A falta não pode acabar. Deparei-me com esta frase escrita com tinta spray na parede desgastada de uma das ruas do bairro onde moro quando me deslocava a pé entre minha casa e algum destino que agora ignoro. Embora a palavra despida de formalidades e exposta em um suporte vulgar e ordinário como um muro não seja novidade, fiquei incomodada. Sou entusiasta destas intervenções e já há alguns anos registro frases e palavras que vou encontrando em muros, paredes, meio-fio, chão, postes e outros suportes que se enunciam nos meus percursos cotidianos pela cidade a pé e de bicicleta. O desconforto se deu não pela sua materialidade ou existência concreta ali na parede, mas a mensagem que reverberou a partir desta primeira leitura.
A falta remete a escassez, ausência, privação. Pareceu-me que o recado público ali era de resignação. James Baldwin declarou que “ser negro e relativamente consciente é estar quase sempre com raiva” e eu que sou inconformada e negra desde que compreendi que a fúria pode ser uma ferramenta que movimenta, impulsiona, prepara para o embate e enfrentamento ali, na presença do muro, senti uma espécie de raiva do que aquela frase afirmava de maneira tão categórica.
Como assim a falta não pode acabar? O que dizer da fome, do racismo, das desigualdades, violências e tantas outras injustiças sociais? Não seriam estas vulnerabilidades exemplos de falta as quais precisamos transformar em abundância? A falta fez presença como tema inadiável e convivi por vários dias, tardes e noites com a ideia da perda e o lugar que ela ocupa nas nossas trajetórias.
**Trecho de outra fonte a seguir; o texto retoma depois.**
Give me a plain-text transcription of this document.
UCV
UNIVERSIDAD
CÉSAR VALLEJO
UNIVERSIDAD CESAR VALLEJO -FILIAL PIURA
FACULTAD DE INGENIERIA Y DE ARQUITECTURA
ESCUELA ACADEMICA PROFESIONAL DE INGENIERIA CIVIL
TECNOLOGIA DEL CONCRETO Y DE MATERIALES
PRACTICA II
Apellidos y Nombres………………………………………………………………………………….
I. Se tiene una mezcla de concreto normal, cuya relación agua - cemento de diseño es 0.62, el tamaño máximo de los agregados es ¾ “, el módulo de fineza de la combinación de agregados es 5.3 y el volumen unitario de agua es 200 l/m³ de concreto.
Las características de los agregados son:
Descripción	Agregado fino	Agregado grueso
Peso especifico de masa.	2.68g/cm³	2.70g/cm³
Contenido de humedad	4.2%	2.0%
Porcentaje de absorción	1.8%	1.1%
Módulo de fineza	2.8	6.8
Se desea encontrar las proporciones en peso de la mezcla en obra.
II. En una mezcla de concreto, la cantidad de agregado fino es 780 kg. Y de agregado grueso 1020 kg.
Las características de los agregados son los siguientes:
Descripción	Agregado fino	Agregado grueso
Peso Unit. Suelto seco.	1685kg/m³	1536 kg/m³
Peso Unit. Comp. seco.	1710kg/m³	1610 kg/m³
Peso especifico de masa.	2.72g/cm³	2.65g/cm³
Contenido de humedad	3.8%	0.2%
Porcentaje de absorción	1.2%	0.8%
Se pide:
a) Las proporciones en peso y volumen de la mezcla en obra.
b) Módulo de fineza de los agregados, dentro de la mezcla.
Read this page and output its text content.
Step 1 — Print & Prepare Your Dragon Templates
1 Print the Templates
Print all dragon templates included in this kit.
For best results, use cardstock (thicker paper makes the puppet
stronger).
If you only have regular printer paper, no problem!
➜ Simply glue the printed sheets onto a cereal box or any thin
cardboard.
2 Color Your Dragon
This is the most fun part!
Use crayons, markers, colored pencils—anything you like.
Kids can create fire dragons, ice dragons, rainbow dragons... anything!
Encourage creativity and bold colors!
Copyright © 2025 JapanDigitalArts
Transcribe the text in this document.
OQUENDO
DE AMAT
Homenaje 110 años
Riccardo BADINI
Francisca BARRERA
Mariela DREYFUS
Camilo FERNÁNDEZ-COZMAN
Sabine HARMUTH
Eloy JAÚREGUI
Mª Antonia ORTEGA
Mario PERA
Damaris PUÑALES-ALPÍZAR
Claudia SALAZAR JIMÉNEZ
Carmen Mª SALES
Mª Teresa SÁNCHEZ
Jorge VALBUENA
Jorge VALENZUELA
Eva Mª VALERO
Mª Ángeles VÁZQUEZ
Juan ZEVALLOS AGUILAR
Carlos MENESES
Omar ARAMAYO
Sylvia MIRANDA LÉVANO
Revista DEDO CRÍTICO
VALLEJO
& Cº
Perder é um verbo curioso, palavra temida e por vezes evitada. Sabemos como pode ser desafiador perder as chaves na hora de sair, o celular quando precisamos mandar aquela mensagem ou fazer uma ligação. Perder dinheiro é uma indignação. Em maior ou menor medida, todos já nos chateamos ao perder tempo, o ônibus, a vaga de estacionamento, um documento, papel importante ou alguém que se ama. A lista é interminável e a poeta Elisabeth Bishop escreveu sobre como “a arte de perder não é nenhum mistério”. De alguma forma, tentamos driblar a inevitabilidade da falta e da perda com estratégias como deixar a folha do calendário no mês passado ainda por arrancar, adiar o fim daquilo que já não é mais ou substituir o que falta por outras ausências.
Estamos cotidianamente perdendo coisas contáveis e incalculáveis na mesma cadência: pele, o cálcio dos ossos, as chaves de casa, o colorido dos cabelos, a inocência ou alguém que se ama muito.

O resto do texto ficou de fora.